Gostava genuinamente de ter nascido há cinquenta anos atrás.
O amor dos tempos modernos é uma cozedura rápida em lume brando. Serve-se em copo meio cheio, que é como quem diz meio vazio, e é posto de parte e substituído à primeira comichão. Mas tu e eu sabemos que o amor não é para ser vivido nem rápida, nem brandamente. E é para fazer comichão, que amor que é amor é intenso!
Gostava de ter nascido há cinquenta anos atrás só para te escrever uma carta de amor. Só pela aventura de investigar desenfreadamente a tua morada, pelo desafio de escolher as palavras certas, à tua medida, e pelo sabor de a deixar finalmente no correio.
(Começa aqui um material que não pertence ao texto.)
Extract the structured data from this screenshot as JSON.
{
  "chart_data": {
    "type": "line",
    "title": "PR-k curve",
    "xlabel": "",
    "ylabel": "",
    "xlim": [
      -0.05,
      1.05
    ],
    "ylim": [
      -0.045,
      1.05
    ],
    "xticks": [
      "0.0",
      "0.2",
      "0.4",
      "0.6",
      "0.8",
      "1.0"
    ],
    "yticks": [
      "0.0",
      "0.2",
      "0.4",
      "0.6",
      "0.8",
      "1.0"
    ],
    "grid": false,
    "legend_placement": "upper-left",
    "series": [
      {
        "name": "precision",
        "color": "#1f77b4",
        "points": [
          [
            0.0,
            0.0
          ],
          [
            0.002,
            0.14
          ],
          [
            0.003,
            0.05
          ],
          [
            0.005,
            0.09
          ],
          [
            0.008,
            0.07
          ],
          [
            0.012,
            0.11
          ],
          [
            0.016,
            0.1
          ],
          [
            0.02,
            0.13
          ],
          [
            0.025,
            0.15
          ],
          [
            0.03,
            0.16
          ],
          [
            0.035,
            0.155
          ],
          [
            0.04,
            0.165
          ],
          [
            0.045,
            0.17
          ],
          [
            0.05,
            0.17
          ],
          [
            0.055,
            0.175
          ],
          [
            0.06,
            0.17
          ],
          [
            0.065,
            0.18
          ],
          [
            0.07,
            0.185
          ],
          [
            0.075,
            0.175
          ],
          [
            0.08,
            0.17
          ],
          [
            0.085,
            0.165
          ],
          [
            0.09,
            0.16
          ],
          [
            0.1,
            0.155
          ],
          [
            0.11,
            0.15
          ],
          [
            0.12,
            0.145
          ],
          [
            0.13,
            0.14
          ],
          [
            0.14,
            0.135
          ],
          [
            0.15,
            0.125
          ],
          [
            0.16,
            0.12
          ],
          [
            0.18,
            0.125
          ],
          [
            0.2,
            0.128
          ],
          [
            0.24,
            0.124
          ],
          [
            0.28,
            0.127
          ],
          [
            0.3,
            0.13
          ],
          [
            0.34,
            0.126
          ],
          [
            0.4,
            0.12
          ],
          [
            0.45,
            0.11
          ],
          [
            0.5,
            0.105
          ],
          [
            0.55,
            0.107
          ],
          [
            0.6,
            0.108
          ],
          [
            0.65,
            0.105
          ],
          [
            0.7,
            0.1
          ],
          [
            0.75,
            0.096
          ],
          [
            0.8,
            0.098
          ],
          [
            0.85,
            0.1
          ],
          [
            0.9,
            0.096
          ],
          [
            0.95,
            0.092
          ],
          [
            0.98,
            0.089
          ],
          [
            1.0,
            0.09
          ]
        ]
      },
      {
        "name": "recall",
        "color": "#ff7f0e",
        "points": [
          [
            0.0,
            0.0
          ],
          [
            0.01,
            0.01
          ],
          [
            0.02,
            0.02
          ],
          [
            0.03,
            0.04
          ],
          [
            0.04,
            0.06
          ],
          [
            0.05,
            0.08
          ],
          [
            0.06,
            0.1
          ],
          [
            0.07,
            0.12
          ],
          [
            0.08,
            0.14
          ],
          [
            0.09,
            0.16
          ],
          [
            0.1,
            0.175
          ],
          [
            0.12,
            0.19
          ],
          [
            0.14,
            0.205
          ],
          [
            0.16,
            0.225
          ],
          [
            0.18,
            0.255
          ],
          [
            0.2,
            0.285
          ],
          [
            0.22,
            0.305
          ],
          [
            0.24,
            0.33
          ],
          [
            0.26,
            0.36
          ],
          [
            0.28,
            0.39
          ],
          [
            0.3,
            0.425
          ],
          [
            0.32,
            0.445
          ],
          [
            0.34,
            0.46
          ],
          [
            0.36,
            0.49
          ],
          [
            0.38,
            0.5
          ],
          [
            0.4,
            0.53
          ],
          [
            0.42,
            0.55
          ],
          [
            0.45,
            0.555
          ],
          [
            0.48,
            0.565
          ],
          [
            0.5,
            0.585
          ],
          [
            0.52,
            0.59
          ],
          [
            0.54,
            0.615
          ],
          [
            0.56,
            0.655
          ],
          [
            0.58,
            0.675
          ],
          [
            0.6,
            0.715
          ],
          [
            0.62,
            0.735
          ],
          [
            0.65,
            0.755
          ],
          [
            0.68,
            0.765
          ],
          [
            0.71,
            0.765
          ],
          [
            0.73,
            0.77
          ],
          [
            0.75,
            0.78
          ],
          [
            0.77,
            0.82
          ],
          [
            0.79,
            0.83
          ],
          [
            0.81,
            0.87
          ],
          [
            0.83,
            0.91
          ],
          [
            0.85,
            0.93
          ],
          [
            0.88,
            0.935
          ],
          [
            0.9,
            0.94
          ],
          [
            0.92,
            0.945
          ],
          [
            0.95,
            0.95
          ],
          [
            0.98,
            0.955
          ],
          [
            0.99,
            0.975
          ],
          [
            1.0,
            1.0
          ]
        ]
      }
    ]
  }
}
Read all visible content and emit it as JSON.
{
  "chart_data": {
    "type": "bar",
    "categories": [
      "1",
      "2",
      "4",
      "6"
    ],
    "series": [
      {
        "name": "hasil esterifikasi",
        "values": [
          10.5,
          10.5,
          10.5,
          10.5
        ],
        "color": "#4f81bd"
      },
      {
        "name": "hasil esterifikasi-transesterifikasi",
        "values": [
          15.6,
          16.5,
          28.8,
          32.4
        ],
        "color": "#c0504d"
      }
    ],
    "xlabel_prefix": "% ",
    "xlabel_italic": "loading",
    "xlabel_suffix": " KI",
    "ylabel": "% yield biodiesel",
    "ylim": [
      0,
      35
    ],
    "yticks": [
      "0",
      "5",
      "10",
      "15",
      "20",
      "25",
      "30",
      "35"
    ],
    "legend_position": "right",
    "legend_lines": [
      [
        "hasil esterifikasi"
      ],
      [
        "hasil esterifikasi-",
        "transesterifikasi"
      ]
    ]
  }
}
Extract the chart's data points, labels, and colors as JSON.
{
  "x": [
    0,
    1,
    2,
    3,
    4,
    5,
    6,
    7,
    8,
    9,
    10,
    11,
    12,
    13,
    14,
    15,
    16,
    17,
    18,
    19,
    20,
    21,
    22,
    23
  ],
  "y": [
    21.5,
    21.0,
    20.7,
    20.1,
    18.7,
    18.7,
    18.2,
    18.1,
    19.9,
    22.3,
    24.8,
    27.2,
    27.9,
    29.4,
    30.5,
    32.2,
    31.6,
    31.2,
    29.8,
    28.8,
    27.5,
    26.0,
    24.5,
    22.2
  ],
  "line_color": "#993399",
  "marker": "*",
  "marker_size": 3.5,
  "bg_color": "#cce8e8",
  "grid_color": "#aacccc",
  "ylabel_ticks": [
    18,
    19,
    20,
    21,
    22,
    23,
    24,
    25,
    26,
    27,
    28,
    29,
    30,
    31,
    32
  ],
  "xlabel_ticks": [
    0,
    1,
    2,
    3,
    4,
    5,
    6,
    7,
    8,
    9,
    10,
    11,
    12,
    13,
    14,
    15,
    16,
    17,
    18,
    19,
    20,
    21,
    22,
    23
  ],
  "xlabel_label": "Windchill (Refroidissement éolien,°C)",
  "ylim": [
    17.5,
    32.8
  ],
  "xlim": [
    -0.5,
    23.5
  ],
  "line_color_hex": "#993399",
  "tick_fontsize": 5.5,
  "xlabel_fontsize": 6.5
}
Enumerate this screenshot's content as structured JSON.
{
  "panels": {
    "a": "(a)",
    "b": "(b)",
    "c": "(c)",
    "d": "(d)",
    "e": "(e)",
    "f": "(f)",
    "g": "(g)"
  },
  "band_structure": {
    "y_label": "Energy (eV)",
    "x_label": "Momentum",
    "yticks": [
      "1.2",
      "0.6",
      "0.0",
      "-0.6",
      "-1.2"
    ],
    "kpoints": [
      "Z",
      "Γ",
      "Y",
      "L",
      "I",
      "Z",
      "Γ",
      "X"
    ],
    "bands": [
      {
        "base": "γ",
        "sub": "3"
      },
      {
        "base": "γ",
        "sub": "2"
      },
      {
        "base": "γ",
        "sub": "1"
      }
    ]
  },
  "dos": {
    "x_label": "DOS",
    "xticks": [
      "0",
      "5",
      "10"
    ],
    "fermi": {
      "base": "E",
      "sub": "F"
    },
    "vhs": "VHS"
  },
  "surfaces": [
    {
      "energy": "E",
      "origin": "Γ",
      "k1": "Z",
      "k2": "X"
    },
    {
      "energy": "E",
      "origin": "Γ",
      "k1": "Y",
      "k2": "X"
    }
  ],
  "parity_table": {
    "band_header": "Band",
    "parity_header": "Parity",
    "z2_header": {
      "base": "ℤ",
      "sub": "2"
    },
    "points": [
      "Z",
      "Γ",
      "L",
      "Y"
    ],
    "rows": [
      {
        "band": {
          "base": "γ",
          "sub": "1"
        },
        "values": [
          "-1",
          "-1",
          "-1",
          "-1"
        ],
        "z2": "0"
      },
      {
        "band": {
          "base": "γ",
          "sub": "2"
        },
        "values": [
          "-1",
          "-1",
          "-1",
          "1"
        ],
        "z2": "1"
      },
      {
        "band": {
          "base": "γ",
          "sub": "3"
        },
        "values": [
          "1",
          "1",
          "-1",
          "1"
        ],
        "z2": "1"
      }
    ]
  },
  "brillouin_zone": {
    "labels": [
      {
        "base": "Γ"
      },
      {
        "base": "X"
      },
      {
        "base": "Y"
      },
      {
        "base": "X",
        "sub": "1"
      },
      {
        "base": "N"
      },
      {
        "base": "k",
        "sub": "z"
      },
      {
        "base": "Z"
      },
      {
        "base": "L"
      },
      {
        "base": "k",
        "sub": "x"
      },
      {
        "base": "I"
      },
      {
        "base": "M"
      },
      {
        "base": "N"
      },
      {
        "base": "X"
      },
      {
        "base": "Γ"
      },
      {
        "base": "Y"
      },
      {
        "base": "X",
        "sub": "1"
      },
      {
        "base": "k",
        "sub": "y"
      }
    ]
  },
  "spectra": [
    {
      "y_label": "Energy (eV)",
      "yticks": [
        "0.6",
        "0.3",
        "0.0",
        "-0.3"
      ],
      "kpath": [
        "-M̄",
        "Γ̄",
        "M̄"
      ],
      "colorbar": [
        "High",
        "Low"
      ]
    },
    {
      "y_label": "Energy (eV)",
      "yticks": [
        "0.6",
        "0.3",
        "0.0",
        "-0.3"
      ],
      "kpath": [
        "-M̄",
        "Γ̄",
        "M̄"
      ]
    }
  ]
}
Pela ânsia da espera e pela imaginação do teu sorriso quando a lesses. Sim, isso valer-me-ia todo o trabalho, todo o tempo.
Mas hoje... Hoje não há tempo. Não há tempo para dedicar à nossa dita cara-metade, que hoje é uma e amanhã é outra; que as marés e os ventos vêm e voltam, sopram e levam umas coisas e trazem outras. Hoje é, com sorte, uma fotografia no Facebook, pirosa, foleira, enquanto se vê a bola com os amigos ou enquanto se vai às compras com as amigas; uma enxurrada de palavras melosas retiradas do Google e coladas a cuspo açucarado na publicação, ou numa mensagem pelo WhatsApp, com um relatório de entrega e por fim um Snap da cara-metade do momento a agradecer.
Perdeu-se a alma, perdeu-se a magia, e eu por mim, que sou pelo amor, não consigo sequer pensar em não te dedicar uma parte do meu dia. Todas as partes do meu dia, até, porque eu inteiro sem ti sou vazio. Podia passar horas a escrever-te, horas a escrever sobre ti, porque não passo sem esse sorriso que me ilumina e me incendeia e não vivo sem esse espírito indomável que te habita.
Por isso, sim. Gostava genuinamente de ter nascido há cinquenta anos atrás. Escrevia-te à mão uma carta de amor onde quer que parasses neste mundo, nem que tivesse eu próprio de o atravessar de uma ponta à outra.